Meta-analysis of trials comparing standard antiemetic treatment (SAT) with aprepitant containing antiemetic regimens (ACAR) for prevention of chemotherapy-induced nausea and vomiting (CINV).

Abstract

171 Background: Various randomized controlled trials (RCTs) have shown improved outcomes with addition of aprepitant to standard antiemetic treatment (SAT) in preventing CINV. We conducted a meta-analysis to study the overall impact of ACAR in CINV prevention in adults.

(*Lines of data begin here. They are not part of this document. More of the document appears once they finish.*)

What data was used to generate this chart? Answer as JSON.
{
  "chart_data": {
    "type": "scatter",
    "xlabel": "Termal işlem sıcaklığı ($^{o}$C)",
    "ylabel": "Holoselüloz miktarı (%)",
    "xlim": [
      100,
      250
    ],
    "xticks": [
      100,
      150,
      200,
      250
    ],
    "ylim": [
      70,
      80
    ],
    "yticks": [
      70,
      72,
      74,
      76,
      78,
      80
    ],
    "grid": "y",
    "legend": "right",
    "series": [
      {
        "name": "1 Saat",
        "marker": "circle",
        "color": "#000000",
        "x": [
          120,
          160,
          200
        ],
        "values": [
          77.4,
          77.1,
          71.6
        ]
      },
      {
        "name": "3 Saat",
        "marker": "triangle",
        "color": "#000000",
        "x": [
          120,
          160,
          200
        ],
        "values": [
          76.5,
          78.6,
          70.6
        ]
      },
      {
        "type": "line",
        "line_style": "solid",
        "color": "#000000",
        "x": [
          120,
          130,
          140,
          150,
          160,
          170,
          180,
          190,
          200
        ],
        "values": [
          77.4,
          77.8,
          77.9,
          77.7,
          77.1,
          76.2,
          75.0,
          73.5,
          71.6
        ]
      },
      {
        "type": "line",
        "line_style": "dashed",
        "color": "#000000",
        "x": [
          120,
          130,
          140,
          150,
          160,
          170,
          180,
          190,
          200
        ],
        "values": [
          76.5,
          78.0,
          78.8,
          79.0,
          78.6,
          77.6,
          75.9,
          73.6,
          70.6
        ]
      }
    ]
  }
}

Methods: We searched Pubmed and Ovid databases, and American Society of Clinical Oncology meetings abstracts for RCTs using ACAR with SAT for CINV prevention in adult cancer patients (pts). Major study end points were complete response to treatment (CR; defined as no emesis and no use of rescue medications) in overall phase (OP; 0-120 hours of chemotherapy), acute phase (AP; 0-24 hours) and delayed phase (DP; 24-120 hours). Additionally, we assessed the control of nausea and toxicity profile (TP). Stouffer's Z-score method was used to calculate the overall effect. Results: 16 RCTs (5,547 pts) were included. 11 trials (3,314 pts) involved highly emetogenic chemotherapy (HEC) and 5 trials (2,233 pts) involved moderately emetogenic chemotherapy (MEC). ACAR increased CR in OP from 47% to 63% (OR=0.52, CI=0.46 to 0.58; p<0.001), in AP from 73% to 81% (p<0.01), and in DP from 51% to 66% (p<0.001). Significant increase in nausea control was seen in DP (p=0.03) but not in OP or AP. Incidence of various toxicities was statistically similar in both groups except slightly higher rate of fatigue (p=0.02) and hiccups (p<0.001), and lower rate of neutropenia (p=0.02) in ACAR. Conclusions: ACAR is effective in CINV due to both HEC and MEC in adult cancer pts. ACAR improves the control of emesis in all phases, and nausea in delayed phase only. With the exception of causing more fatigue & hiccups, and lesser neutropenia, overall TP of ACAR is similar to SAT.